Im Mittelpunkt von Bedeutende Tschechen steht nun – illustriert mit zahlreichen Abbildungen – die Beziehung von fünfzehn bekannten tschechischen Persönlichkeiten wie z. B. Antonín Dvořák, Karel Čapek, Bedřich Smetana oder Božena Němcová zur deutschen Kultur und Sprache, zur Habsburgermonarchie sowie deren biografische Verbindungen zum deutschsprachigen Kulturraum generell. Die dadurch erfahrenen Inspirationen finden in den Texten ebenso Erwähnung wie entsprechende leidvolle Erfahrungen bzw. Abneigungen. Auch die Frage, wie stark sie für das tschechisch-nationale Selbstverständnis stehen bzw. zur Entwicklung und Herausbildung der tschechischen Sprache, Kultur und Nation, insbesondere im Zeitalter der Národní obrození (Tschechische Wiedergeburt)  beigetragen haben, wird in den Texten immer wieder thematisiert.

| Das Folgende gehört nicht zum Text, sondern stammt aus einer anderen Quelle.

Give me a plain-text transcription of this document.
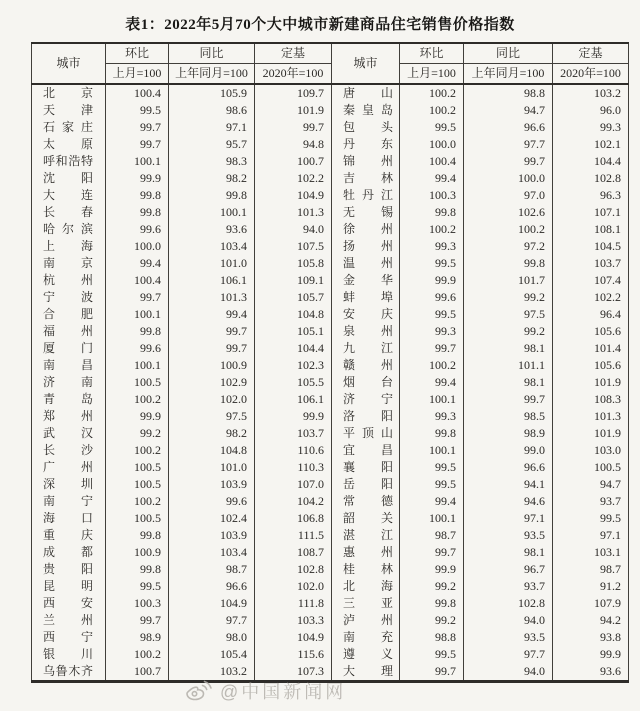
表1：2022年5月70个大中城市新建商品住宅销售价格指数
城市	环比	同比	定基	城市	环比	同比	定基
	上月=100	上年同月=100	2020年=100		上月=100	上年同月=100	2020年=100

北 京	100.4	105.9	109.7	唐 山	100.2	98.8	103.2

天 津	99.5	98.6	101.9	秦 皇 岛	100.2	94.7	96.0

石 家 庄	99.7	97.1	99.7	包 头	99.5	96.6	99.3

太 原	99.7	95.7	94.8	丹 东	100.0	97.7	102.1

呼 和 浩 特	100.1	98.3	100.7	锦 州	100.4	99.7	104.4

沈 阳	99.9	98.2	102.2	吉 林	99.4	100.0	102.8

大 连	99.8	99.8	104.9	牡 丹 江	100.3	97.0	96.3

长 春	99.8	100.1	101.3	无 锡	99.8	102.6	107.1

哈 尔 滨	99.6	93.6	94.0	徐 州	100.2	100.2	108.1

上 海	100.0	103.4	107.5	扬 州	99.3	97.2	104.5

南 京	99.4	101.0	105.8	温 州	99.5	99.8	103.7

杭 州	100.4	106.1	109.1	金 华	99.9	101.7	107.4

宁 波	99.7	101.3	105.7	蚌 埠	99.6	99.2	102.2

合 肥	100.1	99.4	104.8	安 庆	99.5	97.5	96.4

福 州	99.8	99.7	105.1	泉 州	99.3	99.2	105.6

厦 门	99.6	99.7	104.4	九 江	99.7	98.1	101.4

南 昌	100.1	100.9	102.3	赣 州	100.2	101.1	105.6

济 南	100.5	102.9	105.5	烟 台	99.4	98.1	101.9

青 岛	100.2	102.0	106.1	济 宁	100.1	99.7	108.3

郑 州	99.9	97.5	99.9	洛 阳	99.3	98.5	101.3

武 汉	99.2	98.2	103.7	平 顶 山	99.8	98.9	101.9

长 沙	100.2	104.8	110.6	宜 昌	100.1	99.0	103.0

广 州	100.5	101.0	110.3	襄 阳	99.5	96.6	100.5

深 圳	100.5	103.9	107.0	岳 阳	99.5	94.1	94.7

南 宁	100.2	99.6	104.2	常 德	99.4	94.6	93.7

海 口	100.5	102.4	106.8	韶 关	100.1	97.1	99.5

重 庆	99.8	103.9	111.5	湛 江	98.7	93.5	97.1

成 都	100.9	103.4	108.7	惠 州	99.7	98.1	103.1

贵 阳	99.8	98.7	102.8	桂 林	99.9	96.7	98.7

昆 明	99.5	96.6	102.0	北 海	99.2	93.7	91.2

西 安	100.3	104.9	111.8	三 亚	99.8	102.8	107.9

兰 州	99.7	97.7	103.3	泸 州	99.2	94.0	94.2

西 宁	98.9	98.0	104.9	南 充	98.8	93.5	93.8

银 川	100.2	105.4	115.6	遵 义	99.5	97.7	99.9

乌 鲁 木 齐	100.7	103.2	107.3	大 理	99.7	94.0	93.6
@中国新闻网
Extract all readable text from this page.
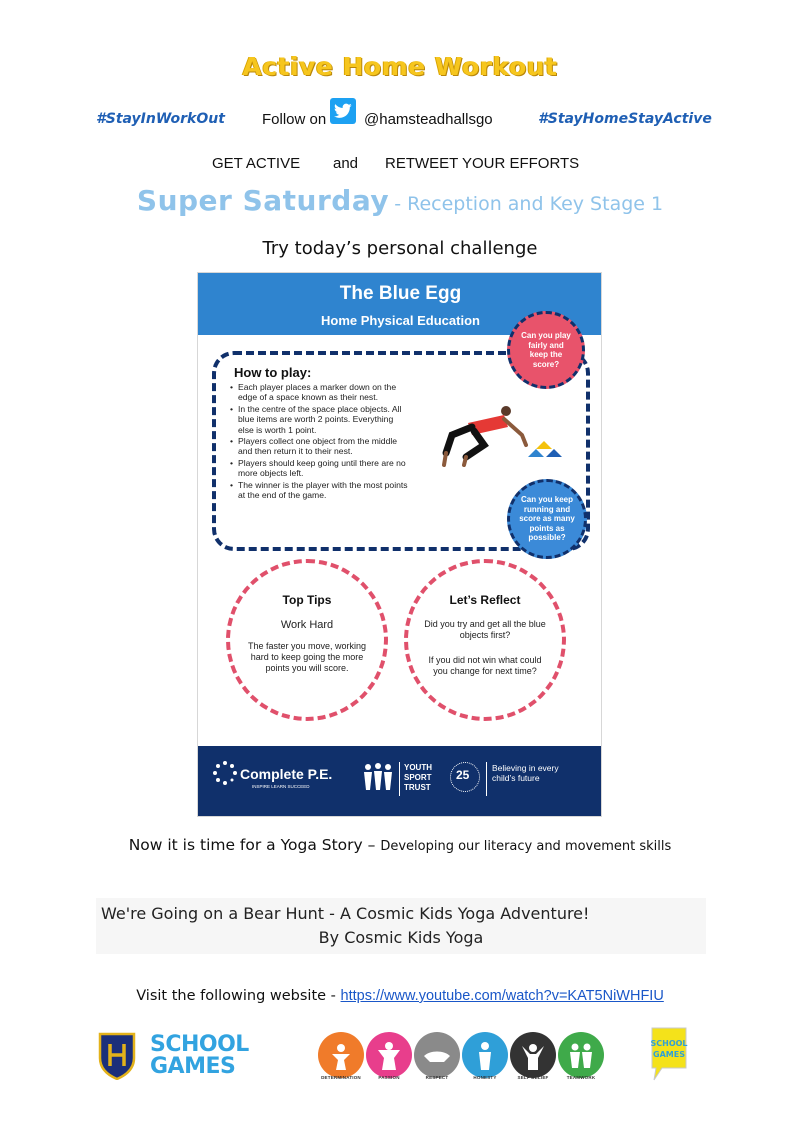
Active Home Workout
#StayInWorkOut Follow on	@hamsteadhallsgo	#StayHomeStayActive
GET ACTIVE and RETWEET YOUR EFFORTS
Super Saturday - Reception and Key Stage 1
Try today’s personal challenge
The Blue Egg
Home Physical Education
How to play:
• Each player places a marker down on the edge of a space known as their nest.
• In the centre of the space place objects. All blue items are worth 2 points. Everything else is worth 1 point.
• Players collect one object from the middle and then return it to their nest.
• Players should keep going until there are no more objects left.
• The winner is the player with the most points at the end of the game.
Can you play fairly and keep the score?
Can you keep running and score as many points as possible?
Top Tips
Work Hard
The faster you move, working hard to keep going the more points you will score.
Let’s Reflect
Did you try and get all the blue objects first?
If you did not win what could you change for next time?
Complete P.E.
INSPIRE LEARN SUCCEED
YOUTH
SPORT
TRUST
25	Believing in every child’s future
Now it is time for a Yoga Story – Developing our literacy and movement skills
We're Going on a Bear Hunt - A Cosmic Kids Yoga Adventure!
By Cosmic Kids Yoga
Visit the following website - https://www.youtube.com/watch?v=KAT5NiWHFIU
SCHOOL
GAMES	DETERMINATION	PASSION	RESPECT	HONESTY	SELF BELIEF	TEAMWORK
SCHOOL
GAMES
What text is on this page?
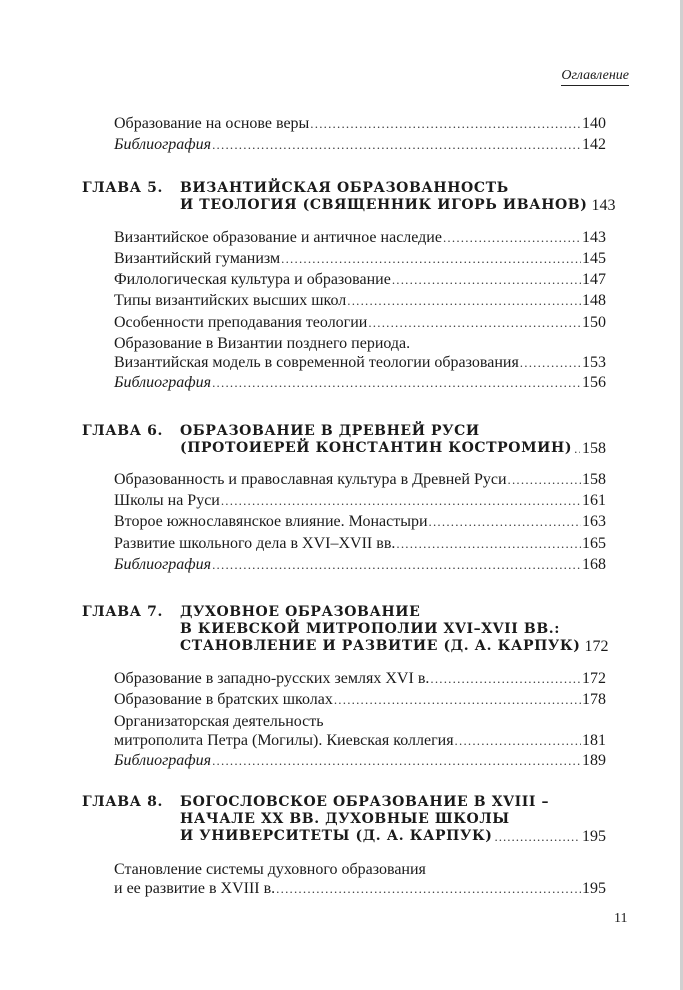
Оглавление
Образование на основе веры .....	140
Библиография .....	142
ГЛАВА 5. ВИЗАНТИЙСКАЯ ОБРАЗОВАННОСТЬ
И ТЕОЛОГИЯ (СВЯЩЕННИК ИГОРЬ ИВАНОВ) 143
Византийское образование и античное наследие .....	143
Византийский гуманизм .....	145
Филологическая культура и образование .....	147
Типы византийских высших школ .....	148
Особенности преподавания теологии .....	150
Образование в Византии позднего периода.
Византийская модель в современной теологии образования .....	153
Библиография .....	156
ГЛАВА 6. ОБРАЗОВАНИЕ В ДРЕВНЕЙ РУСИ
(ПРОТОИЕРЕЙ КОНСТАНТИН КОСТРОМИН) ..... 158
Образованность и православная культура в Древней Руси .....	158
Школы на Руси .....	161
Второе южнославянское влияние. Монастыри .....	163
Развитие школьного дела в XVI–XVII вв. .....	165
Библиография .....	168
ГЛАВА 7. ДУХОВНОЕ ОБРАЗОВАНИЕ
В КИЕВСКОЙ МИТРОПОЛИИ XVI–XVII ВВ.:
СТАНОВЛЕНИЕ И РАЗВИТИЕ (Д. А. КАРПУК) 172
Образование в западно-русских землях XVI в. .....	172
Образование в братских школах .....	178
Организаторская деятельность
митрополита Петра (Могилы). Киевская коллегия .....	181
Библиография .....	189
ГЛАВА 8. БОГОСЛОВСКОЕ ОБРАЗОВАНИЕ В XVIII –
НАЧАЛЕ XX ВВ. ДУХОВНЫЕ ШКОЛЫ
И УНИВЕРСИТЕТЫ (Д. А. КАРПУК) .....	195
Становление системы духовного образования
и ее развитие в XVIII в. .....	195
11
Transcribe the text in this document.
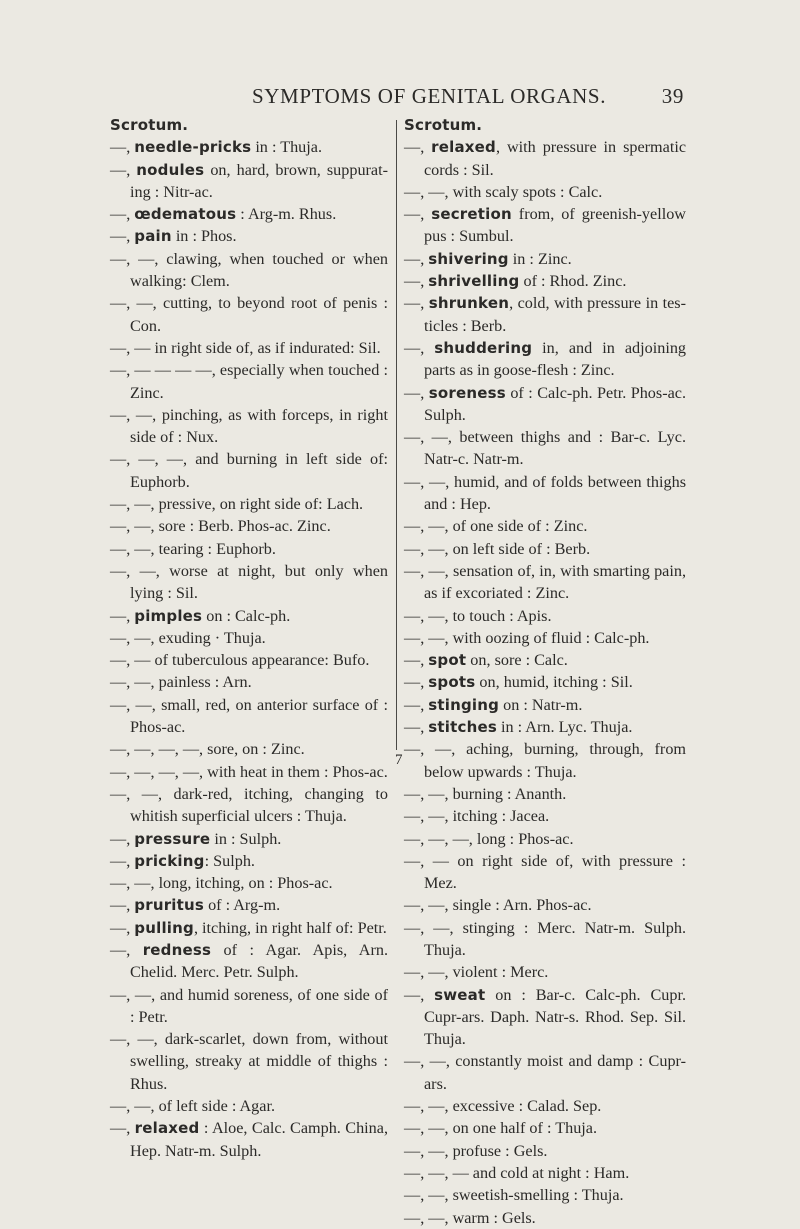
SYMPTOMS OF GENITAL ORGANS.	39

Scrotum.

—, needle-pricks in : Thuja.

—, nodules on, hard, brown, suppurat-ing : Nitr-ac.

—, œdematous : Arg-m. Rhus.

—, pain in : Phos.

—, —, clawing, when touched or when walking: Clem.

—, —, cutting, to beyond root of penis : Con.

—, — in right side of, as if indurated: Sil.

—, — — — —, especially when touched : Zinc.

—, —, pinching, as with forceps, in right side of : Nux.

—, —, —, and burning in left side of: Euphorb.

—, —, pressive, on right side of: Lach.

—, —, sore : Berb. Phos-ac. Zinc.

—, —, tearing : Euphorb.

—, —, worse at night, but only when lying : Sil.

—, pimples on : Calc-ph.

—, —, exuding · Thuja.

—, — of tuberculous appearance: Bufo.

—, —, painless : Arn.

—, —, small, red, on anterior surface of : Phos-ac.

—, —, —, —, sore, on : Zinc.

—, —, —, —, with heat in them : Phos-ac.

—, —, dark-red, itching, changing to whitish superficial ulcers : Thuja.

—, pressure in : Sulph.

—, pricking: Sulph.

—, —, long, itching, on : Phos-ac.

—, pruritus of : Arg-m.

—, pulling, itching, in right half of: Petr.

—, redness of : Agar. Apis, Arn. Chelid. Merc. Petr. Sulph.

—, —, and humid soreness, of one side of : Petr.

—, —, dark-scarlet, down from, without swelling, streaky at middle of thighs : Rhus.

—, —, of left side : Agar.

—, relaxed : Aloe, Calc. Camph. China, Hep. Natr-m. Sulph.

Scrotum.

—, relaxed, with pressure in spermatic cords : Sil.

—, —, with scaly spots : Calc.

—, secretion from, of greenish-yellow pus : Sumbul.

—, shivering in : Zinc.

—, shrivelling of : Rhod. Zinc.

—, shrunken, cold, with pressure in tes-ticles : Berb.

—, shuddering in, and in adjoining parts as in goose-flesh : Zinc.

—, soreness of : Calc-ph. Petr. Phos-ac. Sulph.

—, —, between thighs and : Bar-c. Lyc. Natr-c. Natr-m.

—, —, humid, and of folds between thighs and : Hep.

—, —, of one side of : Zinc.

—, —, on left side of : Berb.

—, —, sensation of, in, with smarting pain, as if excoriated : Zinc.

—, —, to touch : Apis.

—, —, with oozing of fluid : Calc-ph.

—, spot on, sore : Calc.

—, spots on, humid, itching : Sil.

—, stinging on : Natr-m.

—, stitches in : Arn. Lyc. Thuja.

—, —, aching, burning, through, from below upwards : Thuja.

—, —, burning : Ananth.

—, —, itching : Jacea.

—, —, —, long : Phos-ac.

—, — on right side of, with pressure : Mez.

—, —, single : Arn. Phos-ac.

—, —, stinging : Merc. Natr-m. Sulph. Thuja.

—, —, violent : Merc.

—, sweat on : Bar-c. Calc-ph. Cupr. Cupr-ars. Daph. Natr-s. Rhod. Sep. Sil. Thuja.

—, —, constantly moist and damp : Cupr-ars.

—, —, excessive : Calad. Sep.

—, —, on one half of : Thuja.

—, —, profuse : Gels.

—, —, — and cold at night : Ham.

—, —, sweetish-smelling : Thuja.

—, —, warm : Gels.

7
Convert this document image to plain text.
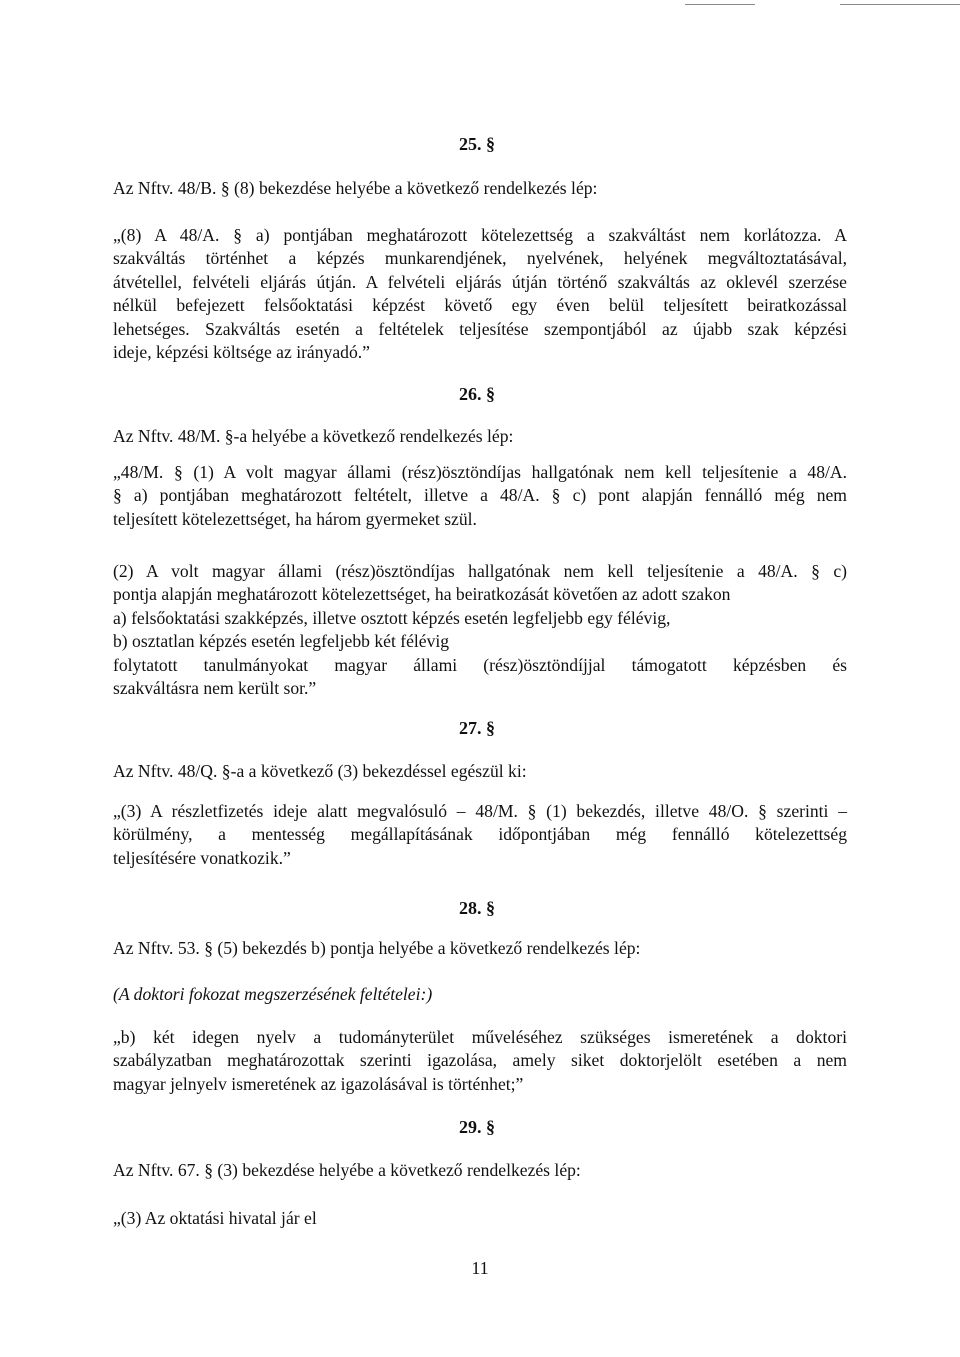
25. §
Az Nftv. 48/B. § (8) bekezdése helyébe a következő rendelkezés lép:
„(8) A 48/A. § a) pontjában meghatározott kötelezettség a szakváltást nem korlátozza. A
szakváltás történhet a képzés munkarendjének, nyelvének, helyének megváltoztatásával,
átvétellel, felvételi eljárás útján. A felvételi eljárás útján történő szakváltás az oklevél szerzése
nélkül befejezett felsőoktatási képzést követő egy éven belül teljesített beiratkozással
lehetséges. Szakváltás esetén a feltételek teljesítése szempontjából az újabb szak képzési
ideje, képzési költsége az irányadó.”
26. §
Az Nftv. 48/M. §-a helyébe a következő rendelkezés lép:
„48/M. § (1) A volt magyar állami (rész)ösztöndíjas hallgatónak nem kell teljesítenie a 48/A.
§ a) pontjában meghatározott feltételt, illetve a 48/A. § c) pont alapján fennálló még nem
teljesített kötelezettséget, ha három gyermeket szül.
(2) A volt magyar állami (rész)ösztöndíjas hallgatónak nem kell teljesítenie a 48/A. § c)
pontja alapján meghatározott kötelezettséget, ha beiratkozását követően az adott szakon
a) felsőoktatási szakképzés, illetve osztott képzés esetén legfeljebb egy félévig,
b) osztatlan képzés esetén legfeljebb két félévig
folytatott tanulmányokat magyar állami (rész)ösztöndíjjal támogatott képzésben és
szakváltásra nem került sor.”
27. §
Az Nftv. 48/Q. §-a a következő (3) bekezdéssel egészül ki:
„(3) A részletfizetés ideje alatt megvalósuló – 48/M. § (1) bekezdés, illetve 48/O. § szerinti –
körülmény, a mentesség megállapításának időpontjában még fennálló kötelezettség
teljesítésére vonatkozik.”
28. §
Az Nftv. 53. § (5) bekezdés b) pontja helyébe a következő rendelkezés lép:
(A doktori fokozat megszerzésének feltételei:)
„b) két idegen nyelv a tudományterület műveléséhez szükséges ismeretének a doktori
szabályzatban meghatározottak szerinti igazolása, amely siket doktorjelölt esetében a nem
magyar jelnyelv ismeretének az igazolásával is történhet;”
29. §
Az Nftv. 67. § (3) bekezdése helyébe a következő rendelkezés lép:
„(3) Az oktatási hivatal jár el
11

Nicht nur Schriftsteller wie etwa Jaroslav Hašek und sein Schwejk oder Komponisten wie Leoš Janáček, sondern auch Techniker wie František Křížík, die beliebten Maler Alfons Mucha und Josef Lada sowie der bekannte und erfolgreiche Schuhfabrikant Tomáš Baťa werden dabei unter den fünfzehn ausführlicher erläuterten Persönlichkeiten näher vorgestellt. Im Anhang folgen Kurztexte mit einer Auswahl von mehr als 60 weiteren, bedeutenden Tschechen in Kunst, Kultur, Literatur, Wissenschaft oder Politik. Berücksichtigt werden in dem Buch nur tschechische Persönlichkeiten, deren Lebensleistung bzw. wesentliche Teile davon in den genannten Zeitraum von 1800–1945 fallen.

Noch in den dreißiger Jahren des 19. Jahrhunderts waren es nur einige dutzend tschechische Patrioten, welche sich nachdrücklich und öffentlich für die Aufwertung der tschechischen Sprache sowie die Propagierung einer nationalen Literatur und Kultur einsetzten. Erst in den nachfolgenden Jahrzehnten erfasste die Bewegung breite Kreise der tschechisch sprachigen Bevölkerung, wodurch zunehmend Spannungen zwischen Tschechen und Deutschen in den böhmischen Ländern entstanden, da es wiederum auf deutschböhmischer Seite Widerstand gegen diese Emanzipation gab.

Nach der Niederlage Österreich-Ungarns im Ersten Weltkrieg und dem Zusammenbruch der Habsburger-Monarchie sahen die Tschechen 1918 in der Gründung der Ersten Tschechoslowakischen Republik, in der sechs verschiedene Nationalitäten, darunter mehr als drei Millionen Deutsche (›Sudetendeutsche‹), lebten, ihren Anspruch auf die Bildung eines eigenen Staates verwirklicht. Das deutsch-tschechische Zusammenleben verlief dort jedoch nicht ohne nationale Konflikte: Zu wenige waren es, die auf beiden Seiten, die auf einen Ausgleich hinarbeiteten. Dem Münchner Abkommen 1938 und der Errichtung des Protektorats Böhmen und Mähren durch die Nationalsozialisten 1939 folgte nach Ende des Zweiten Weltkrieges die Vertreibung der Sudetendeutschen 1945/46 und damit das Ende eines jahrhundertelangen Zusammenlebens beider Nationalitäten in den böhmischen Ländern.

Im Anhang eine Auswahl von mehr als 60 weiteren Persönlichkeiten aus Kunst, Kultur, Literatur, Wissenschaft oder Politik.«
Quelle: Adalbert Stifter Verein

Schwarz, Wolfgang (Hrsg.): Bedeutende Tschechen. Zwischen Sprache, Nation und Staat 1800-1945. München 2015. 194 S., € [D] 8,00. ISBN 978-3-940098-19-9.